TUCSON, Ariz. (KGUN) — As nine-year-old fourth grade student at Renaissance Academy Paisley Midkiff walked into her classroom, she caught the usual whiff of smoke, a combination of cigarette and marijuana smoke.
“It smells like a cigarette,” she commented, hugging her comfort cow, a stuffed animal she keeps with her.
The smell isn’t something that bothers her anymore, but it’s something that she said is stronger towards the beginning of the day.
You would think someone was smoking in the classroom because the smell is so strong, but that’s not the case.
Renaissance Academy on 22nd and Colombus shares a wall with a smoke shop next door.
“Since our door is right next to the smoke shop door, sometimes they’ll come in and mistaken it,” she said about the casual person wandering into the school’s lobby.
The school’s lobby is equipped with a door that can only open when someone from the other side opens it. Guests will have to ring a doorbell for that to happen.
Her mom Kim Midkiff teaches special ed students at the school, leading KGUN9 reporter Andrew Christiansen into her daughter’s classroom.
“All right so this is the classroom. Oh ya you can definitely smell it. For sure,” Christiansen commented.
It’s a smell that Midkiff said can make it harder to teach her students.
“They use it as a reason why they can’t focus on their work….and I don’t blame them,” she said.
Walking outside, she showed Christiansen the signs on the school’s outdoor wall that say people shouldn’t be smoking, loitering or using drugs.
Except she said people who hang around the smoke shop often do use drugs and smoke right outside the school almost every day, having to chase them away while getting yelled at.
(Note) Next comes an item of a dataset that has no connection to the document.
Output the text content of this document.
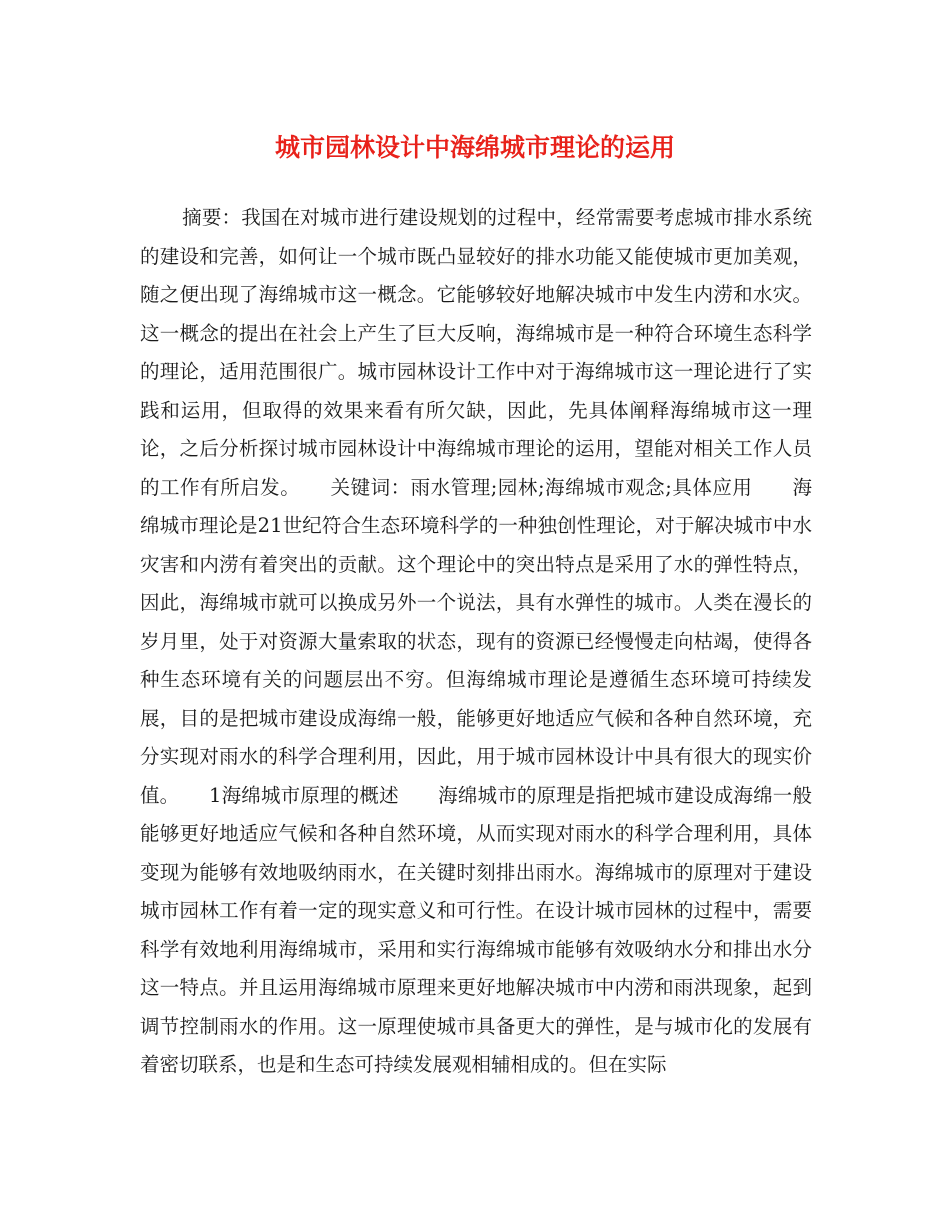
城市园林设计中海绵城市理论的运用

摘要：我国在对城市进行建设规划的过程中，经常需要考虑城市排水系统的建设和完善，如何让一个城市既凸显较好的排水功能又能使城市更加美观，随之便出现了海绵城市这一概念。它能够较好地解决城市中发生内涝和水灾。这一概念的提出在社会上产生了巨大反响，海绵城市是一种符合环境生态科学的理论，适用范围很广。城市园林设计工作中对于海绵城市这一理论进行了实践和运用，但取得的效果来看有所欠缺，因此，先具体阐释海绵城市这一理论，之后分析探讨城市园林设计中海绵城市理论的运用，望能对相关工作人员的工作有所启发。　　关键词：雨水管理;园林;海绵城市观念;具体应用　　海绵城市理论是21世纪符合生态环境科学的一种独创性理论，对于解决城市中水灾害和内涝有着突出的贡献。这个理论中的突出特点是采用了水的弹性特点，因此，海绵城市就可以换成另外一个说法，具有水弹性的城市。人类在漫长的岁月里，处于对资源大量索取的状态，现有的资源已经慢慢走向枯竭，使得各种生态环境有关的问题层出不穷。但海绵城市理论是遵循生态环境可持续发展，目的是把城市建设成海绵一般，能够更好地适应气候和各种自然环境，充分实现对雨水的科学合理利用，因此，用于城市园林设计中具有很大的现实价值。　　1海绵城市原理的概述　　海绵城市的原理是指把城市建设成海绵一般能够更好地适应气候和各种自然环境，从而实现对雨水的科学合理利用，具体变现为能够有效地吸纳雨水，在关键时刻排出雨水。海绵城市的原理对于建设城市园林工作有着一定的现实意义和可行性。在设计城市园林的过程中，需要科学有效地利用海绵城市，采用和实行海绵城市能够有效吸纳水分和排出水分这一特点。并且运用海绵城市原理来更好地解决城市中内涝和雨洪现象，起到调节控制雨水的作用。这一原理使城市具备更大的弹性，是与城市化的发展有着密切联系，也是和生态可持续发展观相辅相成的。但在实际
Right in front of the school, she showed Christiansen tin foil on the ground. She said people who patron the smoke shop use the foil to smoke harder drugs like crack cocaine.
She said they often hang outside, just laying on the sidewalk.
She said last winter when the smoke shop moved next door from across the same center, crimes went up.
The City of Tucson is considering new laws that would not allow smoke shops to be within one thousand feet of schools and other smoke shops, and within 500 feet of parks. They said they are considering holding a public meeting on October 17 so the City Council and Mayor Regina Romero can hear Tucsonans’ concerns.
However, the City of Tucson says right now smoke shops don’t have to be a certain distance from schools, saying there are 54 smoke shops in the city within 1000 feet of schools
They cited the Smoke Free Arizona Act, which doesn’t let people smoke within 20 feet of any entrance.
However, Christiansen did see and smell people smoking marijuana right outside the school. He went up to the smoke shop, but the owner who he saw in the parking lot told him he was not even allowed to even open the door of the shop to go in.
The headmistress of the school said they’re locked into a lease for four more years but would consider moving after.
Parents and students like Kim and Paisley Midkiff said they’re just hoping the City doesn’t allow smoke shops to be next to schools at all.
“It’s easier for us to function without a smoke shop right next door,” Paisley Midkiff said.